In other words, the poem is an aesthetic object that challenges the reader to make sense of the it in relation to their own experience. How they make that sense, and how the encounter with the poem might enrich their understanding of the world, is deeply personal. In this respect, reading a poem is an act of creative imagination.

To return to the example of Plath, the poet might easily have written a memoir detailing a spell in hospital, living with small children and a difficult husband, her experience of depression, and so on. Instead, she wrote poetry, which is not simply 'non-fiction' because the material she worked with was her own experience.
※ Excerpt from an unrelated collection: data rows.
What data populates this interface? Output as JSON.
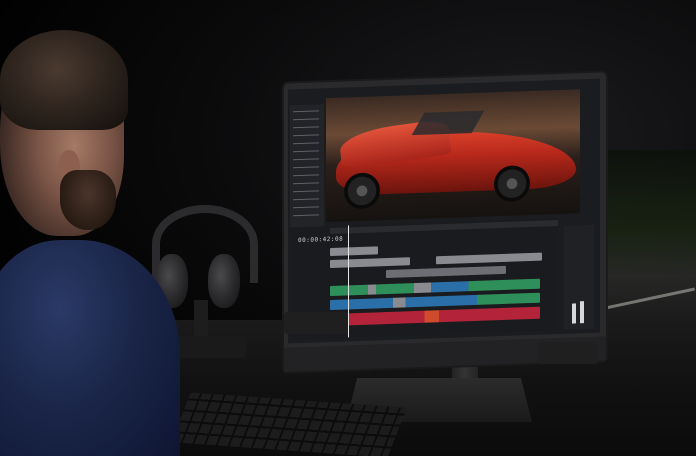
{
  "scene": {
    "timeline_timecode": "00:00:42:08"
  },
  "colors": {
    "background": "#000000",
    "car_red": "#c9341f",
    "track_green": "#2f8f5a",
    "track_blue": "#2a6fa8",
    "track_red": "#b3243a",
    "track_gray": "#8a8b90",
    "sweater_blue": "#1a2548"
  }
}
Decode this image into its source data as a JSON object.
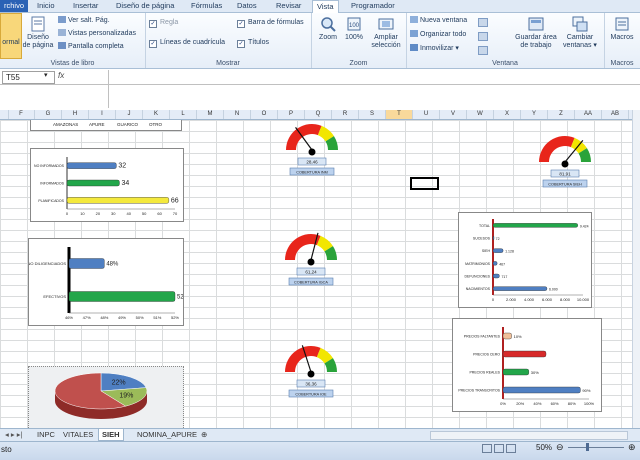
{
  "tabs": [
    {
      "label": "rchivo",
      "kind": "file"
    },
    {
      "label": "Inicio"
    },
    {
      "label": "Insertar"
    },
    {
      "label": "Diseño de página"
    },
    {
      "label": "Fórmulas"
    },
    {
      "label": "Datos"
    },
    {
      "label": "Revisar"
    },
    {
      "label": "Vista",
      "kind": "active"
    },
    {
      "label": "Programador"
    }
  ],
  "ribbon": {
    "views": {
      "normal": "ormal",
      "page_layout_1": "Diseño",
      "page_layout_2": "de página",
      "page_break": "Ver salt. Pág.",
      "custom_views": "Vistas personalizadas",
      "full_screen": "Pantalla completa",
      "label": "Vistas de libro"
    },
    "show": {
      "ruler": "Regla",
      "gridlines": "Líneas de cuadrícula",
      "formula_bar": "Barra de fórmulas",
      "headings": "Títulos",
      "label": "Mostrar"
    },
    "zoom": {
      "zoom": "Zoom",
      "hundred": "100%",
      "selection_1": "Ampliar",
      "selection_2": "selección",
      "label": "Zoom"
    },
    "window": {
      "new_window": "Nueva ventana",
      "arrange_all": "Organizar todo",
      "freeze": "Inmovilizar",
      "save_ws_1": "Guardar área",
      "save_ws_2": "de trabajo",
      "switch_1": "Cambiar",
      "switch_2": "ventanas",
      "label": "Ventana"
    },
    "macros": {
      "button": "Macros",
      "label": "Macros"
    }
  },
  "formula_bar": {
    "name_box": "T55",
    "fx": "fx",
    "value": ""
  },
  "columns": [
    "F",
    "G",
    "H",
    "I",
    "J",
    "K",
    "L",
    "M",
    "N",
    "O",
    "P",
    "Q",
    "R",
    "S",
    "T",
    "U",
    "V",
    "W",
    "X",
    "Y",
    "Z",
    "AA",
    "AB"
  ],
  "sheets": [
    "INPC",
    "VITALES",
    "SIEH",
    "NOMINA_APURE"
  ],
  "active_sheet": "SIEH",
  "status": {
    "left": "sto",
    "zoom": "50%"
  },
  "colors": {
    "red": "#e8251b",
    "yellow": "#f2e600",
    "green": "#2aa33a",
    "bar_blue": "#4f7fc2",
    "bar_green": "#22a64a",
    "bar_yellow": "#f4e93c",
    "bar_red": "#d72a2a",
    "bar_peach": "#f0c09a"
  },
  "top_strip_labels": [
    "AMAZONAS",
    "APURE",
    "GUARICO",
    "OTRO"
  ],
  "gauges": [
    {
      "value_label": "28,46",
      "caption": "COBERTURA INM",
      "value": 0.3
    },
    {
      "value_label": "81,91",
      "caption": "COBERTURA SIEH",
      "value": 0.72
    },
    {
      "value_label": "61,24",
      "caption": "COBERTURA IGCA",
      "value": 0.58
    },
    {
      "value_label": "36,36",
      "caption": "COBERTURA IOE",
      "value": 0.4
    }
  ],
  "chart_data": [
    {
      "type": "bar",
      "orientation": "horizontal",
      "categories": [
        "NO INFORMADOS",
        "INFORMADOS",
        "PLANIFICADOS"
      ],
      "values": [
        32,
        34,
        66
      ],
      "data_labels": [
        "32",
        "34",
        "66"
      ],
      "xlim": [
        0,
        70
      ],
      "xticks": [
        "0",
        "10",
        "20",
        "30",
        "40",
        "50",
        "60",
        "70"
      ]
    },
    {
      "type": "bar",
      "orientation": "horizontal",
      "categories": [
        "NO DILIGENCIADOS",
        "EFECTIVOS"
      ],
      "values": [
        48,
        52
      ],
      "data_labels": [
        "48%",
        "52%"
      ],
      "xlim": [
        46,
        52
      ],
      "xticks": [
        "46%",
        "47%",
        "48%",
        "49%",
        "50%",
        "51%",
        "52%"
      ]
    },
    {
      "type": "pie",
      "slices": [
        {
          "value": 22,
          "label": "22%"
        },
        {
          "value": 19,
          "label": "19%"
        },
        {
          "value": 59,
          "label": ""
        }
      ]
    },
    {
      "type": "bar",
      "orientation": "horizontal",
      "categories": [
        "TOTAL",
        "SUCESOS",
        "SIEH",
        "MATRIMONIOS",
        "DEFUNCIONES",
        "NACIMIENTOS"
      ],
      "values": [
        9424,
        72,
        1128,
        467,
        717,
        6000
      ],
      "data_labels": [
        "9.424",
        "72",
        "1.128",
        "467",
        "717",
        "6.000"
      ],
      "xlim": [
        0,
        10000
      ],
      "xticks": [
        "0",
        "2.000",
        "4.000",
        "6.000",
        "8.000",
        "10.000"
      ]
    },
    {
      "type": "bar",
      "orientation": "horizontal",
      "categories": [
        "PRECIOS FALTANTES",
        "PRECIOS CERO",
        "PRECIOS REALES",
        "PRECIOS TRANSCRITOS"
      ],
      "values": [
        10,
        50,
        30,
        90
      ],
      "data_labels": [
        "10%",
        "",
        "30%",
        "90%"
      ],
      "xlim": [
        0,
        100
      ],
      "xticks": [
        "0%",
        "20%",
        "40%",
        "60%",
        "80%",
        "100%"
      ]
    }
  ]
}
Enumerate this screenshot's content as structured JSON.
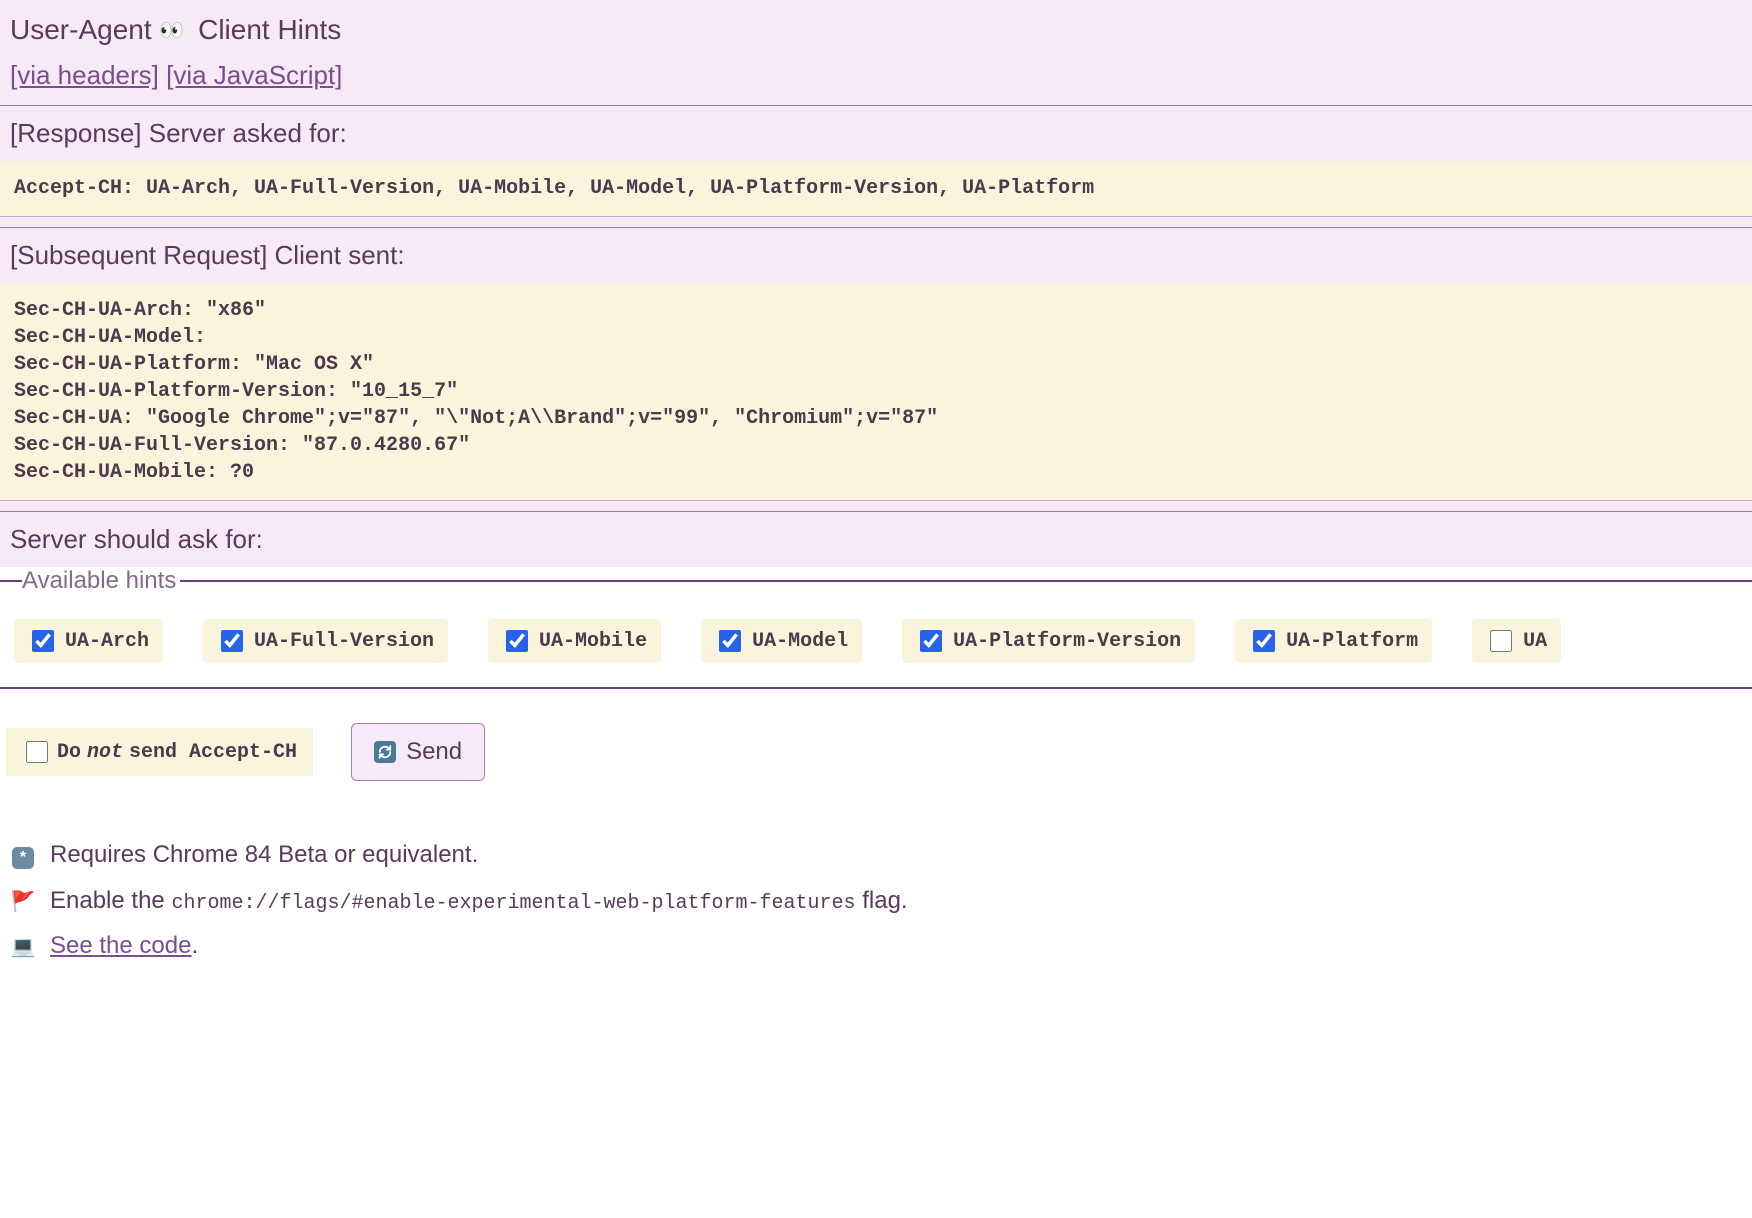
{
  "titlePrefix": "User-Agent",
  "titleSuffix": "Client Hints",
  "nav": {
    "viaHeaders": "[via headers]",
    "viaJs": "[via JavaScript]"
  },
  "sections": {
    "response": "[Response] Server asked for:",
    "subsequent": "[Subsequent Request] Client sent:",
    "should": "Server should ask for:"
  },
  "codeResponse": "Accept-CH: UA-Arch, UA-Full-Version, UA-Mobile, UA-Model, UA-Platform-Version, UA-Platform",
  "codeSubsequent": "Sec-CH-UA-Arch: \"x86\"\nSec-CH-UA-Model:\nSec-CH-UA-Platform: \"Mac OS X\"\nSec-CH-UA-Platform-Version: \"10_15_7\"\nSec-CH-UA: \"Google Chrome\";v=\"87\", \"\\\"Not;A\\\\Brand\";v=\"99\", \"Chromium\";v=\"87\"\nSec-CH-UA-Full-Version: \"87.0.4280.67\"\nSec-CH-UA-Mobile: ?0",
  "legend": "Available hints",
  "hints": [
    {
      "label": "UA-Arch",
      "checked": true
    },
    {
      "label": "UA-Full-Version",
      "checked": true
    },
    {
      "label": "UA-Mobile",
      "checked": true
    },
    {
      "label": "UA-Model",
      "checked": true
    },
    {
      "label": "UA-Platform-Version",
      "checked": true
    },
    {
      "label": "UA-Platform",
      "checked": true
    },
    {
      "label": "UA",
      "checked": false
    }
  ],
  "doNotSend": {
    "prefix": "Do",
    "not": "not",
    "suffix": "send Accept-CH",
    "checked": false
  },
  "sendLabel": "Send",
  "notes": {
    "requires": "Requires Chrome 84 Beta or equivalent.",
    "enablePrefix": "Enable the",
    "enableCode": "chrome://flags/#enable-experimental-web-platform-features",
    "enableSuffix": "flag.",
    "seeCode": "See the code"
  }
}
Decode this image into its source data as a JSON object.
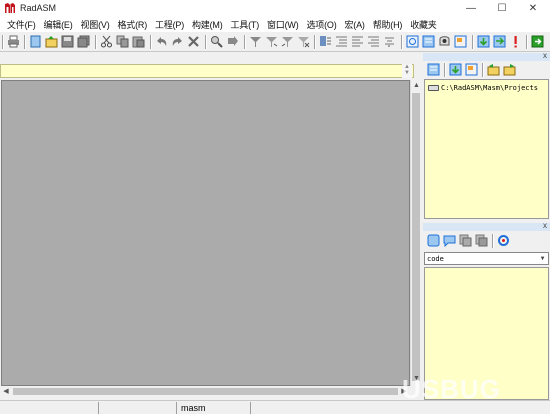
{
  "window": {
    "title": "RadASM",
    "minimize_glyph": "—",
    "maximize_glyph": "☐",
    "close_glyph": "✕"
  },
  "menu": [
    "文件(F)",
    "编辑(E)",
    "视图(V)",
    "格式(R)",
    "工程(P)",
    "构建(M)",
    "工具(T)",
    "窗口(W)",
    "选项(O)",
    "宏(A)",
    "帮助(H)",
    "收藏夹"
  ],
  "project_panel": {
    "close_glyph": "x",
    "tree_root": "C:\\RadASM\\Masm\\Projects"
  },
  "properties_panel": {
    "close_glyph": "x",
    "selector_value": "code"
  },
  "statusbar": {
    "assembler": "masm"
  },
  "watermark": "USBUG",
  "colors": {
    "panel_bg": "#ffffc8",
    "mdi_bg": "#ababab",
    "accent": "#1e6fd9"
  }
}
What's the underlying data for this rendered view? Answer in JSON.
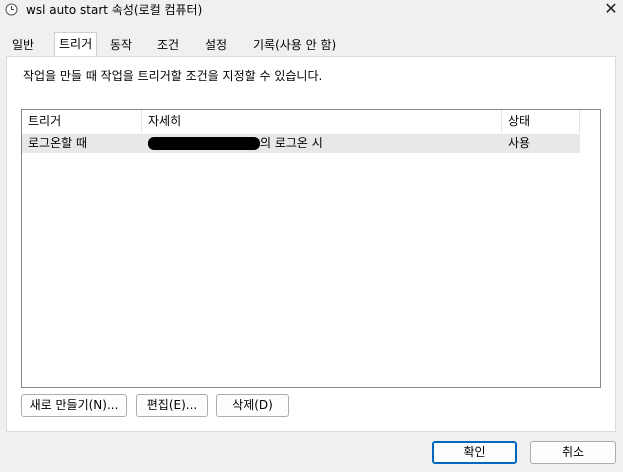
{
  "window": {
    "title": "wsl auto start 속성(로컬 컴퓨터)",
    "close_glyph": "✕"
  },
  "tabs": [
    {
      "label": "일반"
    },
    {
      "label": "트리거",
      "active": true
    },
    {
      "label": "동작"
    },
    {
      "label": "조건"
    },
    {
      "label": "설정"
    },
    {
      "label": "기록(사용 안 함)"
    }
  ],
  "panel": {
    "description": "작업을 만들 때 작업을 트리거할 조건을 지정할 수 있습니다."
  },
  "table": {
    "columns": [
      "트리거",
      "자세히",
      "상태"
    ],
    "rows": [
      {
        "trigger": "로그온할 때",
        "detail_suffix": "의 로그온 시",
        "status": "사용"
      }
    ]
  },
  "buttons": {
    "new": "새로 만들기(N)...",
    "edit": "편집(E)...",
    "delete": "삭제(D)",
    "ok": "확인",
    "cancel": "취소"
  }
}
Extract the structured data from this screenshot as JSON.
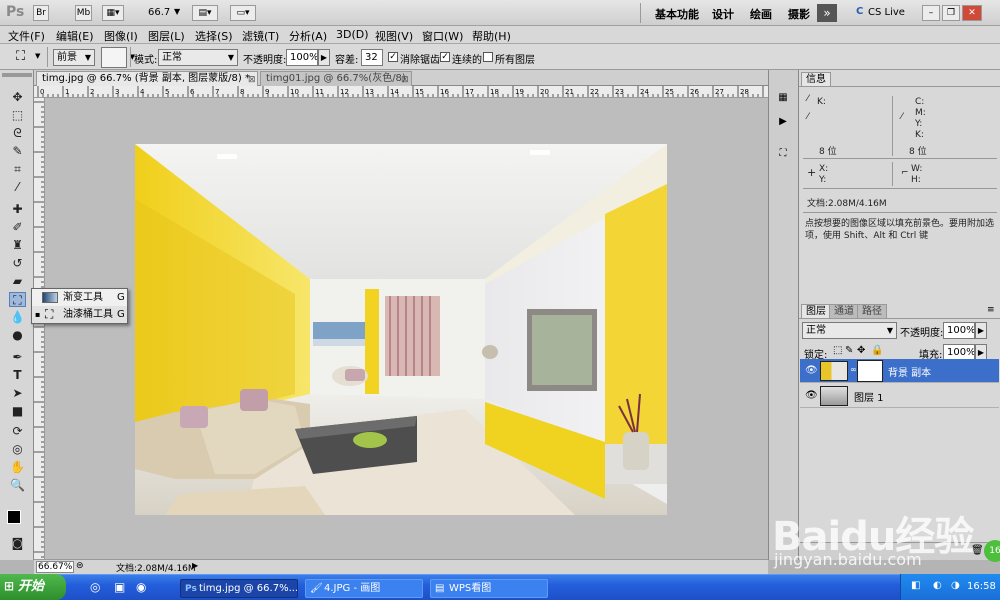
{
  "app": {
    "logo": "Ps",
    "zoom_display": "66.7"
  },
  "workspaces": [
    "基本功能",
    "设计",
    "绘画",
    "摄影"
  ],
  "cs_live": "CS Live",
  "menu": [
    "文件(F)",
    "编辑(E)",
    "图像(I)",
    "图层(L)",
    "选择(S)",
    "滤镜(T)",
    "分析(A)",
    "3D(D)",
    "视图(V)",
    "窗口(W)",
    "帮助(H)"
  ],
  "options": {
    "fill_source": "前景",
    "mode_label": "模式:",
    "mode_value": "正常",
    "opacity_label": "不透明度:",
    "opacity_value": "100%",
    "tolerance_label": "容差:",
    "tolerance_value": "32",
    "antialias_label": "消除锯齿",
    "contiguous_label": "连续的",
    "all_layers_label": "所有图层"
  },
  "doc_tabs": [
    {
      "label": "timg.jpg @ 66.7% (背景 副本, 图层蒙版/8) *",
      "active": true
    },
    {
      "label": "timg01.jpg @ 66.7%(灰色/8)",
      "active": false
    }
  ],
  "ruler_labels": [
    "0",
    "1",
    "2",
    "3",
    "4",
    "5",
    "6",
    "7",
    "8",
    "9",
    "10",
    "11",
    "12",
    "13",
    "14",
    "15",
    "16",
    "17",
    "18",
    "19",
    "20",
    "21",
    "22",
    "23",
    "24",
    "25",
    "26",
    "27",
    "28"
  ],
  "flyout": [
    {
      "label": "渐变工具",
      "key": "G",
      "icon": "gradient-icon"
    },
    {
      "label": "油漆桶工具",
      "key": "G",
      "icon": "paint-bucket-icon"
    }
  ],
  "status": {
    "zoom": "66.67%",
    "doc": "文档:2.08M/4.16M"
  },
  "info_panel": {
    "tab": "信息",
    "k_label": "K:",
    "c_label": "C:",
    "m_label": "M:",
    "y_label": "Y:",
    "k2_label": "K:",
    "bits1": "8 位",
    "bits2": "8 位",
    "x_label": "X:",
    "y2_label": "Y:",
    "w_label": "W:",
    "h_label": "H:",
    "doc": "文档:2.08M/4.16M",
    "hint": "点按想要的图像区域以填充前景色。要用附加选项，使用 Shift、Alt 和 Ctrl 键"
  },
  "layers_panel": {
    "tabs": [
      "图层",
      "通道",
      "路径"
    ],
    "blend_mode": "正常",
    "opacity_label": "不透明度:",
    "opacity_value": "100%",
    "lock_label": "锁定:",
    "fill_label": "填充:",
    "fill_value": "100%",
    "layers": [
      {
        "name": "背景 副本",
        "selected": true
      },
      {
        "name": "图层 1",
        "selected": false
      }
    ]
  },
  "taskbar": {
    "start": "开始",
    "tasks": [
      "timg.jpg @ 66.7%...",
      "4.JPG - 画图",
      "WPS看图"
    ],
    "clock": "16:58"
  },
  "watermark": {
    "brand": "Baidu经验",
    "url": "jingyan.baidu.com",
    "badge": "16"
  },
  "colors": {
    "layer_selected": "#3b6fc9",
    "taskbar": "#245edb",
    "accent_yellow": "#f2d322"
  }
}
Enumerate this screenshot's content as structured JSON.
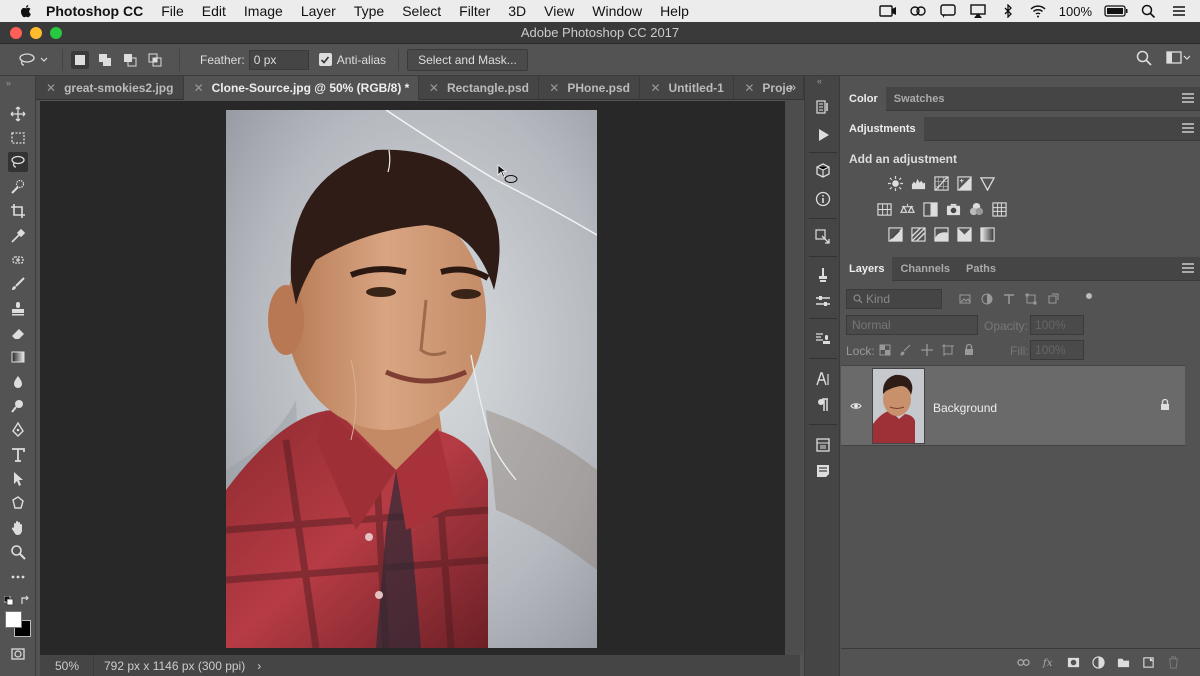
{
  "menubar": {
    "app_name": "Photoshop CC",
    "items": [
      "File",
      "Edit",
      "Image",
      "Layer",
      "Type",
      "Select",
      "Filter",
      "3D",
      "View",
      "Window",
      "Help"
    ],
    "battery": "100%"
  },
  "window": {
    "title": "Adobe Photoshop CC 2017"
  },
  "options_bar": {
    "feather_label": "Feather:",
    "feather_value": "0 px",
    "antialias_label": "Anti-alias",
    "antialias_checked": true,
    "select_mask_label": "Select and Mask..."
  },
  "document_tabs": [
    {
      "label": "great-smokies2.jpg",
      "active": false
    },
    {
      "label": "Clone-Source.jpg @ 50% (RGB/8) *",
      "active": true
    },
    {
      "label": "Rectangle.psd",
      "active": false
    },
    {
      "label": "PHone.psd",
      "active": false
    },
    {
      "label": "Untitled-1",
      "active": false
    },
    {
      "label": "Proje",
      "active": false
    }
  ],
  "tabs_overflow": "»",
  "status_bar": {
    "zoom": "50%",
    "dimensions": "792 px x 1146 px (300 ppi)",
    "arrow": "›"
  },
  "panels": {
    "color_tabs": [
      "Color",
      "Swatches"
    ],
    "adjustments_tab": "Adjustments",
    "adjustments_title": "Add an adjustment",
    "layers_tabs": [
      "Layers",
      "Channels",
      "Paths"
    ],
    "search_placeholder": "Kind",
    "blend_mode": "Normal",
    "opacity_label": "Opacity:",
    "opacity_value": "100%",
    "lock_label": "Lock:",
    "fill_label": "Fill:",
    "fill_value": "100%",
    "layer_name": "Background"
  },
  "colors": {
    "accent_red": "#ff5f57",
    "accent_yellow": "#febc2e",
    "accent_green": "#28c840",
    "panel_bg": "#535353",
    "canvas_bg": "#282828",
    "selected_layer": "#6a6a6a"
  }
}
Her work may get pigeon-holed as 'confessional', but it is the transformation of life into poetry, not into reportage.

Why does this matter? It has been observed often enough that the 'I' of lyric poetry tends to make us think of the poems as confessions, that is to say as accounts of personal experience, and therefore as somehow 'real'.

I remember being at a reading by the brilliant Jonathan Edwards when an audience member expressed shock that many of the poems that Jonathan had written about things that had happened to his family were, in fact, completely invented. Jonathan's straightforward response was that he was writing poetry.

Without putting words into Jonathan's mouth, what I think he meant by that was that he wanted to write something that would move people and that would open up their own thinking about what the experience of family might mean to them. The poems were not there to tell them what family is, but for them to find out what it means for themselves.


When we reduce poetry to 'non-fiction', then, we miss something fundamental about what reading poetry could be as an experience for readers, leaving us with an impoverished understanding of this art form. Let's hope The Guardian now does the decent thing and creates a list of the best 100 poetry titles. I have plenty of suggestions.